All programs written such way when all allocations done in init() - called when program start, all free done in destroy() - called before exit
Repetitive code not using any malloc/calloc/free at all.
But both programs still leaks. Around 120-240 bytes per minute. This isnt much - memory exhausted in 7-8 days and i just start/stop process, but those leaked bytes eating my mind every time monitoring app reporting me about this restart :)
Bad things - i cant run valgrind due using shared memory - its just stopping on allocating/attaching shared memory and then everything start crushed.
Trying to find this leak i've made stripped version of proxy - no leaks, but i cant feed it with same amount of data.
When running under gdb still no leaks, but speed dropped around 2/3 - so may be its not as fast to reproduce this error.
So possible leaks are in:
- my code. but there is no malloc/calloc.

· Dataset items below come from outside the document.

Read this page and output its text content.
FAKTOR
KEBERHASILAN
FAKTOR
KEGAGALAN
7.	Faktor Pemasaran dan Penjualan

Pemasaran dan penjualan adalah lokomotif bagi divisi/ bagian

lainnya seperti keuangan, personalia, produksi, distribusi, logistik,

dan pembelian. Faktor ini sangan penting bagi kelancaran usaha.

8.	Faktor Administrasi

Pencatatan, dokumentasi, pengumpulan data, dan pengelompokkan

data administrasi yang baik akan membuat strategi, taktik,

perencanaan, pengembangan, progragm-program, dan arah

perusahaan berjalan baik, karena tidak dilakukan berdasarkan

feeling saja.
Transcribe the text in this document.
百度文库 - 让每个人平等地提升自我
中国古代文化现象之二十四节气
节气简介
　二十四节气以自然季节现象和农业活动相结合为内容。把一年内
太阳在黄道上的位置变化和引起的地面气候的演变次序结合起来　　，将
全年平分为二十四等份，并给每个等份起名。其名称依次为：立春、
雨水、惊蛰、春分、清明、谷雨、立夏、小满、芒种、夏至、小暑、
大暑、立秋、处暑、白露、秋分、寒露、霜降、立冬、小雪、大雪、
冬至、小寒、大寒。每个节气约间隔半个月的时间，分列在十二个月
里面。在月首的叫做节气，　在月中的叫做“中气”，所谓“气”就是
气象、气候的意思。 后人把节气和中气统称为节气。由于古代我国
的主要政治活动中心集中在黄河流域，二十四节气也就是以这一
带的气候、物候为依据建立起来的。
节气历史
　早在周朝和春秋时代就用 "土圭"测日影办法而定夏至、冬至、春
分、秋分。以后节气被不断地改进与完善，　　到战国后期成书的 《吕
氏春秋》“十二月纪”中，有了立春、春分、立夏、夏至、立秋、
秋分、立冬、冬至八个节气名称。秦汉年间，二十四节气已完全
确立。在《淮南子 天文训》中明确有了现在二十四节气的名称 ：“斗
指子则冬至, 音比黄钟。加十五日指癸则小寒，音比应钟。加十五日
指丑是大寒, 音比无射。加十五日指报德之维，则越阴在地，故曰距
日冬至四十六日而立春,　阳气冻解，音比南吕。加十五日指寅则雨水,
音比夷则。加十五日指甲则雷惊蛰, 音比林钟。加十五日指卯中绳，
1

Just pointers +-, memcpy, memcmp
- some standard library. glibc? syslog?
- 0mq on working with many sources (don't think 1k/msgs per seconds is too much traffic)

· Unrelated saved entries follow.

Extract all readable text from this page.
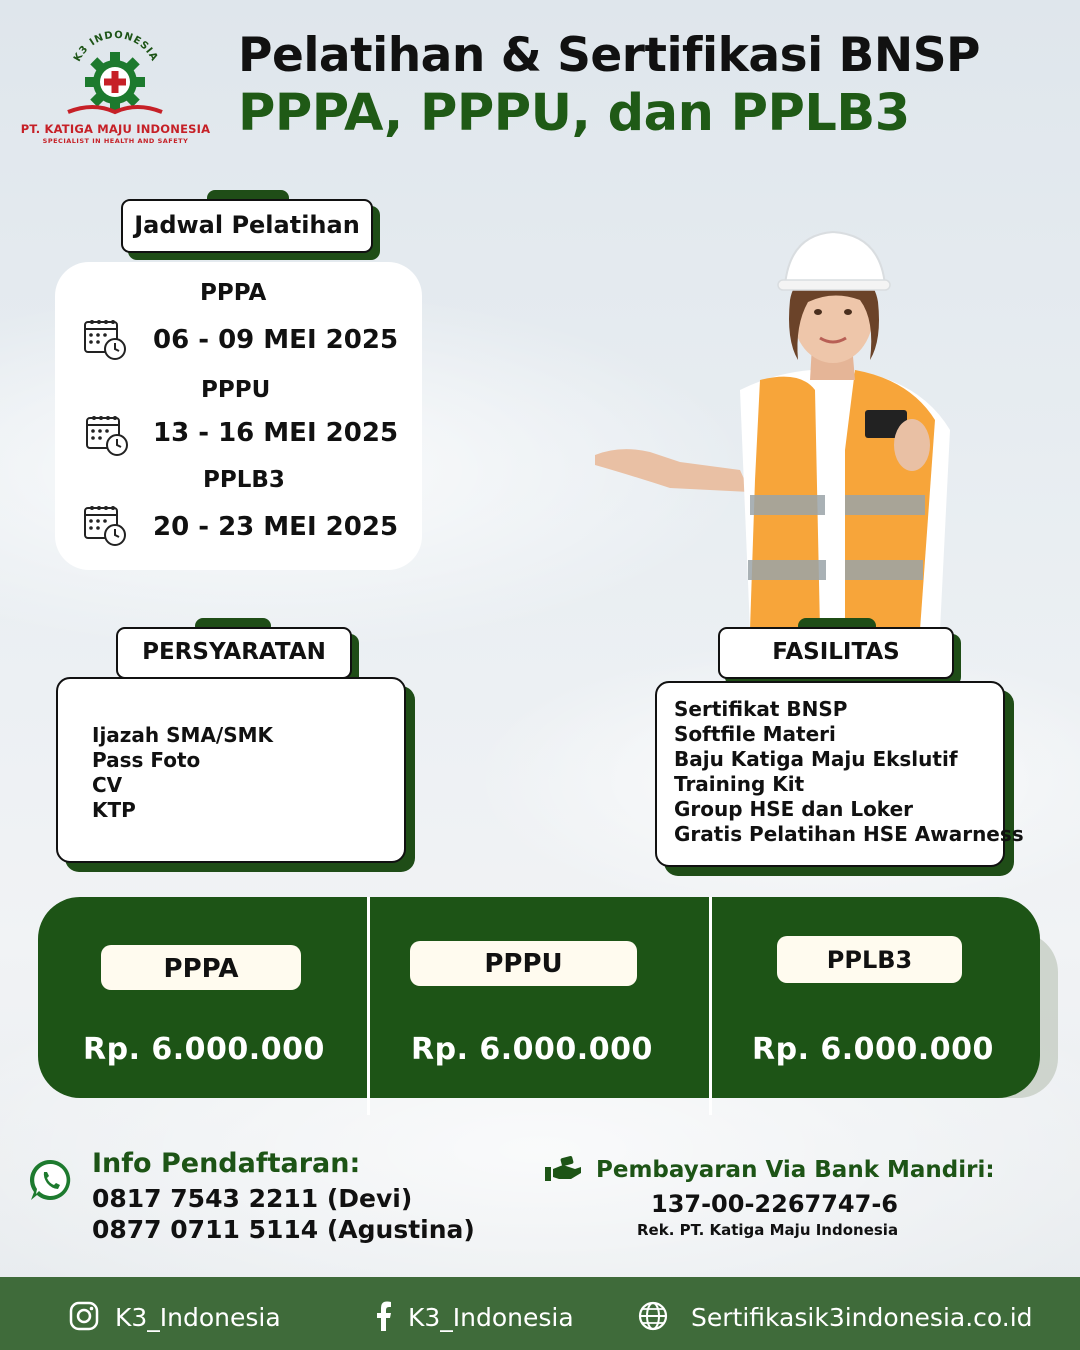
K3 INDONESIA
PT. KATIGA MAJU INDONESIA
SPECIALIST IN HEALTH AND SAFETY
Pelatihan & Sertifikasi BNSP
PPPA, PPPU, dan PPLB3
Jadwal Pelatihan
PPPA
06 - 09 MEI 2025
PPPU
13 - 16 MEI 2025
PPLB3
20 - 23 MEI 2025
PERSYARATAN
Ijazah SMA/SMK
Pass Foto
CV
KTP
FASILITAS
Sertifikat BNSP
Softfile Materi
Baju Katiga Maju Ekslutif
Training Kit
Group HSE dan Loker
Gratis Pelatihan HSE Awarness
PPPA
Rp. 6.000.000
PPPU
Rp. 6.000.000
PPLB3
Rp. 6.000.000
Info Pendaftaran:
0817 7543 2211 (Devi)
0877 0711 5114 (Agustina)
Pembayaran Via Bank Mandiri:
137-00-2267747-6
Rek. PT. Katiga Maju Indonesia
K3_Indonesia	K3_Indonesia	Sertifikasik3indonesia.co.id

Is any other tools/libs/hacks exists that can help in such situation?
Edit: Shivan Raptor asked about code. Repetitive part is 5k lines of maths. Without any allocations as i mentioned.
But start, stop and repetitive entering here:
int main(int argc, char **argv)
{
ida_init(argc, argv, PROXY);
ex_pollponies(); // repetive
ida_destroy();
return(0);
}
// with some cuttings
int ex_pollponies(void)
{
int i, rc;
unsigned char buf[90];
uint64_t fos[ROLLINGBUFFERSIZE];
uint64_t bhs[ROLLINGBUFFERSIZE];
int bfcnt = 0;
uint64_t *fo;
uint64_t *bh;
while(1) {
rc = zmq_poll(ex_in->poll_items, ex_in->count, EX_POLL_TIMEOUT);
for (i=0; i < ex_in->count; i++) {
if (ex_in->poll_items[i].revents & ZMQ_POLLIN) {
if (zmq_recv(ex_in->poll_items[i].socket, &buf, max_size, 0) == 0)
continue;
fo = &fos[bfcnt];
bh = &bhs[bfcnt];
bfcnt++;
if (bfcnt >= ROLLINGBUFFERSIZE)
bfcnt = 0;
memcpy(fo, (void *)&buf[1], sizeof(FRAMEOBJECT));
memcpy(bh, &buf[sizeof(FRAMEOBJECT)+1], sizeof(FRAMEHASH));
// then store fo, bh into shared memory, with some adjusting and checkings
// storing every second around 1000 msgs 16 bytes each. But leaking is only 200 bytes per minute.
}
}
}
}
edit2:
I finally make valgrind working - just make use part of data (6GB) and it finally passed. And not find any leaks. But, in process of working it takes 100% cpu and definitely my program not handled all incoming data - its not working on full load. This half confirmed my lasthope guess - leaking is on data exchange block. I find info about mtrace (part of libc) It helped me to track ADDRESS of leaking - its outside my code, in one of threads. The only threads in my code is created by zeromq. Then i start playing with options for sockets (increase hwm, buffers) and speed of leaking decreased, but not completely gone even on absurdly big values :(
So, now i 95% sure its zeromq leaking. Try to find answer in their mail list.